I was traveling when I was nearing the end of The Lincoln Highway, so I naturally had a backup book on hand. I picked it because it wasn’t too thick (with Towles hogging most of the space in my carryon) and because I knew it would be good (Woolf). I didn’t end up needing it on my trip, but decided to read it anyway when I got back. That book was Flush, by Virginia Woolf, a playful, quasi-fictional biography of Elizabeth Barrett Browning’s cocker spaniel by the same name.
It was written after Woolf completed The Waves, which exhausted her (UNDERSTANDABLY if you’ve read it). She wanted to do something a bit lighter, and decided that EBB’s loyal companion, oft mentioned in her letters and writings, deserved a biography of his own. While she makes good use of Barrett Browning’s references, there was much that had to be invented. As such, Woolf chooses to put herself inside Flush’s mind, allowing greater artistic liberty while still building upon a frame of true events.
Woolf also uses Flush as a vehicle through which to examine the confining and repressive quality of life in Victorian England, particularly for women. On Wimpole Street, both Flush and EBB spend all their time in her darkened room. Barrett Browning’s poor health kept her indoors, but even when she was feeling well, the force of her father’s presence oppressed her. Even when she was able to go out, she was confined to her bath chair or carriage and Flush to his chain—all nice dogs in London must be led on chains.
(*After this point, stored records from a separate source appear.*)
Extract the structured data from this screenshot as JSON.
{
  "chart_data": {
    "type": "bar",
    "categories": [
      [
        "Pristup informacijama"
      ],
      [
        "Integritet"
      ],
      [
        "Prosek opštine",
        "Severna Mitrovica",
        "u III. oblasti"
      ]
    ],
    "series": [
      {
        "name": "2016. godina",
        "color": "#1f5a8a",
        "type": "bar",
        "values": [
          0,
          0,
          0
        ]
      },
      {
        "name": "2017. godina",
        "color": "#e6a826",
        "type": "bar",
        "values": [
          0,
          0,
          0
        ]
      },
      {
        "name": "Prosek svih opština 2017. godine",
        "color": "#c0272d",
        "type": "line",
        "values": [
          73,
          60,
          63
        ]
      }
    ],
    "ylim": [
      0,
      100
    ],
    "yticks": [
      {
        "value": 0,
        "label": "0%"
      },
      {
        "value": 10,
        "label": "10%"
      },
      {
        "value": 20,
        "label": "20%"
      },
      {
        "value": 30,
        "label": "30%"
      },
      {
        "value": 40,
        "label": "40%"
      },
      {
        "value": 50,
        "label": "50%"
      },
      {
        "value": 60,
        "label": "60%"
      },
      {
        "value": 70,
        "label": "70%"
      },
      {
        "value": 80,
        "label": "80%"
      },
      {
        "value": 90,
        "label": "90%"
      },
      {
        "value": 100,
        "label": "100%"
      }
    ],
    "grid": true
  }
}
When Elizabeth and Robert run off to Italy, everything changes. Their romance is surely one of the greatest.1 It allowed Barrett Browning to come into her own, and their removal to Italy completed her transformation. She became a much freer woman (and Flush a much freer dog). To witness it all through the eyes of her little Flush was delightful. Woolf displays her characteristic skill when playing with Flush’s interiority—his intuitive understanding of certain things and his inability to penetrate others.
I wrote about her Sonnets from the Portuguese here, and A.S. Byatt’s Possession is partially inspired by the Brownings as well.